Und seit Jugendleiter Peter Andorfer die erste Mannschaft trainiert, hat sie im Saisonendspurt immerhin drei Punkte aus drei Partien geholt - es waren die einzigen Zähler in der vergangenen Spielzeit. "Wir haben lange gewartet, aber ich denke, der Schnitt kam noch zur rechten Zeit."

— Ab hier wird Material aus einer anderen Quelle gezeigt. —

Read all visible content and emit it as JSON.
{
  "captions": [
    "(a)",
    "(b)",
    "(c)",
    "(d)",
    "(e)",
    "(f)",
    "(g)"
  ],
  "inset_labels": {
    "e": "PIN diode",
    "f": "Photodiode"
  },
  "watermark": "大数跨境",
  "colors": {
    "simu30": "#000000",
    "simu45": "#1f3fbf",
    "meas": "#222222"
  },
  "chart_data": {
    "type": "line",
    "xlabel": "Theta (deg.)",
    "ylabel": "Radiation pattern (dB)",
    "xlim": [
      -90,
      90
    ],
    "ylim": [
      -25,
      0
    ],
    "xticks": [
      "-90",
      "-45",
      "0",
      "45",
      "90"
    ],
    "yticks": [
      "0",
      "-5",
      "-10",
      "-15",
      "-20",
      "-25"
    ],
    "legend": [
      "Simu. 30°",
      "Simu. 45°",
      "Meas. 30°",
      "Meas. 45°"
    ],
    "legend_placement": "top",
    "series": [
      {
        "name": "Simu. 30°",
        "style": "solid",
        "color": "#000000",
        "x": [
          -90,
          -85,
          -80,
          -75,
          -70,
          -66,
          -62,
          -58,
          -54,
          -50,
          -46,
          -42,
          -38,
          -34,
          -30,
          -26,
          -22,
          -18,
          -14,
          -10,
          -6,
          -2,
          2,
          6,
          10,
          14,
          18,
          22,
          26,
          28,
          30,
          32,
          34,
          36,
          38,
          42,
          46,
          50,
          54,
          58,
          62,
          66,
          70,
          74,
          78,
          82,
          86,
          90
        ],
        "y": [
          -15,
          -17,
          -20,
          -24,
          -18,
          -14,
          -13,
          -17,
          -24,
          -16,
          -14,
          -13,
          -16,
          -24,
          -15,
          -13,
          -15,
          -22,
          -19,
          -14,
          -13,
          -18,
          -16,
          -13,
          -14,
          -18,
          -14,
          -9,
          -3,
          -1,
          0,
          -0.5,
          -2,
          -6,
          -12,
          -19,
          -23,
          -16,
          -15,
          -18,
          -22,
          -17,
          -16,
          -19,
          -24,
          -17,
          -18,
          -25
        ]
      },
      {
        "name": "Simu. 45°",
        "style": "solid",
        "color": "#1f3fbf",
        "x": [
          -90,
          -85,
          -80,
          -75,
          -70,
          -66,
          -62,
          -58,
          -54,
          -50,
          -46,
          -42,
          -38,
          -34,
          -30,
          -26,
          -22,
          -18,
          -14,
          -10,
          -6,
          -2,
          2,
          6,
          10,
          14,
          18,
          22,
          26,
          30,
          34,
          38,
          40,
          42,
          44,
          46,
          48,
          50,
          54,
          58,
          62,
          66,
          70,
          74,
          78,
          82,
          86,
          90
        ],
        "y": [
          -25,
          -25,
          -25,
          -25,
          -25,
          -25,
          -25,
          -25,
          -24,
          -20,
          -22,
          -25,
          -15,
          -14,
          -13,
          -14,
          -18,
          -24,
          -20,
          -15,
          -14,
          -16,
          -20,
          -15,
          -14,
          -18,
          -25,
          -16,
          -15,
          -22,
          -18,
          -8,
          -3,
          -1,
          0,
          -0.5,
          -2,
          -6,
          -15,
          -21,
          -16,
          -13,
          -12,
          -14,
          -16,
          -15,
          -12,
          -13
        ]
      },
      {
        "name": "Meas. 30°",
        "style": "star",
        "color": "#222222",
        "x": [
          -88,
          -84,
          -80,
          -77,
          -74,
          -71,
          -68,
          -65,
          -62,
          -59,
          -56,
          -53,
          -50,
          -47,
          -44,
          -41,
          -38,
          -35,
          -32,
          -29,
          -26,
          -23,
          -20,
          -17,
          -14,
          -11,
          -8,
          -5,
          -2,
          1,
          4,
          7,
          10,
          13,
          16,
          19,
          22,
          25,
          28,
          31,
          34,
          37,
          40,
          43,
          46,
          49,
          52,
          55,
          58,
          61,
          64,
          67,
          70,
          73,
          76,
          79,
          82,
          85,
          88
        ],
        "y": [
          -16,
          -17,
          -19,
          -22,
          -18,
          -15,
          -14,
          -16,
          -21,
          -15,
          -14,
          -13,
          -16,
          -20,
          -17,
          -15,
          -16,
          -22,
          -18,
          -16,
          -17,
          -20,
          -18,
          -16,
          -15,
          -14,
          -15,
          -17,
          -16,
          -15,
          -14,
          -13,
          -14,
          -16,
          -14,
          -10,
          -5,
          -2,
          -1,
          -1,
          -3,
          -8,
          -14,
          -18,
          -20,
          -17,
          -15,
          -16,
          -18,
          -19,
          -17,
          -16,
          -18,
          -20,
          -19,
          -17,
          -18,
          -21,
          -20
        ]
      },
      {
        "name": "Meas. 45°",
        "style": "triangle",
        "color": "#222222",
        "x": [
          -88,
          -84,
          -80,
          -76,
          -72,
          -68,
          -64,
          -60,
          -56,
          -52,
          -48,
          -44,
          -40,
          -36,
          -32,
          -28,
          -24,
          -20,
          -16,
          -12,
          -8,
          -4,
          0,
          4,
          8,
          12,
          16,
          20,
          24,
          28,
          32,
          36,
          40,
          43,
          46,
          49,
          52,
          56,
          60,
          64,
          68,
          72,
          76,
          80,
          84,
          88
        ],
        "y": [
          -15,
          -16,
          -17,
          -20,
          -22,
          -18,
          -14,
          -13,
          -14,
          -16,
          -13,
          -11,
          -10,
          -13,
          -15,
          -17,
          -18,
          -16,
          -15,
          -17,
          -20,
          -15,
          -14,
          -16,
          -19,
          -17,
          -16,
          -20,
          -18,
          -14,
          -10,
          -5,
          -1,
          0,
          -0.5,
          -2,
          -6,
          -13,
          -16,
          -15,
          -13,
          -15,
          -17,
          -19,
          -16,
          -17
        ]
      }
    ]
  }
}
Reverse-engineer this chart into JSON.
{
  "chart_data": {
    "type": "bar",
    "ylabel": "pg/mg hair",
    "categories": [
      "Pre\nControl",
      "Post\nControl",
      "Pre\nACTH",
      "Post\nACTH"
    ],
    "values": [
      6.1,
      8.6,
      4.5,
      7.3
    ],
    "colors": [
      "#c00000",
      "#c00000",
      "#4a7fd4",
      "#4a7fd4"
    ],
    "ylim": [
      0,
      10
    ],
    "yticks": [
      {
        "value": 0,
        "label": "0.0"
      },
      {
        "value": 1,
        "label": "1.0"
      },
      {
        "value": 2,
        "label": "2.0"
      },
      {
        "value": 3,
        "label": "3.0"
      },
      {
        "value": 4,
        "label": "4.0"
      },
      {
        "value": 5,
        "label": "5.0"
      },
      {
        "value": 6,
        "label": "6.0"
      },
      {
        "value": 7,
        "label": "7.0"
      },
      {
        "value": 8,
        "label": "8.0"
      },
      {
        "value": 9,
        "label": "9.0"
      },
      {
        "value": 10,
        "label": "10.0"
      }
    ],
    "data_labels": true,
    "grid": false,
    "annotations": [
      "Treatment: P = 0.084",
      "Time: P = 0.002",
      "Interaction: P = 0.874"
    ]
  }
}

Jetzt soll auch der Neuanfang in der Bezirksliga gelingen. Einzig Ressi Kolukaj beendet ihre Laufbahn, der Rest des Teams bleibt zusammen. "Die Basis ist gut. Wir schauen erst einmal, wie es in der Klasse zugeht und dann wollen wir uns langfristig schon wieder nach oben orientieren", sagt Andorfer. Grundlage bilden aktuell 30 Spielerinnen, die neben der Bezirksliga auch in der wiederbelebten zweiten Mannschaft in der Kreisliga antreten werden.

Die A-Jugend versucht sich gerade für die Bayernliga zu qualifizieren. Und so lange die Jugendarbeit funktioniert, kann es um die Aktiventeams auf Dauer gar nicht so schlecht bestellt sein.